When she casually mentioned to one of the Social Restaurant wine distributors one day that she was about to graduate with a chemistry degree but was unsure of what she wanted to do except that she wanted to travel, he told her, “With your chemistry degree you can go make wine literally anywhere in the world.” Interest piqued, Kruft went back to the big yellow house and started doing some research, discovering she could work in a lab as an enologist doing quality testing on wine. She wound up at Kirrihill winery in South Australia testing mostly rieslings for six months before spending two years in New Zealand testing sauvignon blancs at Matua winery in Auckland. 

She loves wine, and friends and family still make her do the taste tests when they order a bottle at dinner, but the work didn’t fulfill her scientifically. “I didn’t feel like I was learning or growing skills in a new way,” she says. “Although it was interesting and fun, it’s very repetitive, and I’m the kind of person who needs constant challenge.” 

So, she returned to the U.S. and began work on her doctorate in quantum chemistry at the City University of New York. Her thesis focused on exploring the use of modern density functional theory methods to compute the structural, spectroscopic and mechanistic properties of biological molecules. “She had Vivian and me review it,” says her dad, Jon. “We both consider ourselves intelligent in the sciences, but it was very, very hard to understand.” 

Kruft’s rise in the pharmaceutical industry was swift with five promotions in seven years, culminating with the position of head of research and development data, analytics and artificial intelligence at AstraZeneca. Based in Cambridge, she oversaw a team of 150 data and AI engineers who spanned six countries and were focused on delivering advances in oncology and biopharmaceutical research. They succeeded in creating what’s called an augmented drug design platform and a biological insights knowledge graph, earning her team the highest accolade at the company, the CEO Award, as well as a prestigious Bio-IT World Innovative Practice Award in 2022. 

“That was about how do we use data and AI to design new molecules, select drug targets, predict activities and then how best to synthesize those compounds using machine learning and computational methods in the lab,” she notes. “It was a fantastic role, but then Microsoft Research came along, and it just seemed like such a great opportunity to get involved and build a new team from scratch with this very sort of high-powered mission.
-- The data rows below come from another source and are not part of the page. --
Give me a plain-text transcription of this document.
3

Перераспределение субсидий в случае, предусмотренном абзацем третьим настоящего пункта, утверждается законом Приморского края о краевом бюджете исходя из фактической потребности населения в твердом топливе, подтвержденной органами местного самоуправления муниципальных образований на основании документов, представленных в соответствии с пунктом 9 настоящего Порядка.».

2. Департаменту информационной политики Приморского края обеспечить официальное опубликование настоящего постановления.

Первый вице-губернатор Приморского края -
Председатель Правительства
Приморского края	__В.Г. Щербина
I’m surrounded by a lot of smart, talented people. I feel very fortunate to be here.” 

No doubt her colleagues feel the same way about her. Her parents couldn’t be prouder, of course – on the wall outside of her mom’s office is a collection of photos of famous women in STEM with her daughter’s picture right in the center – even if they’re not sure what she does. 

“I don’t understand any of it,” laughs Vivian. “She is on a different plane of intellect from me,” to which Jon adds, “I get about every third word, but it sounds like something that will be good for us all.”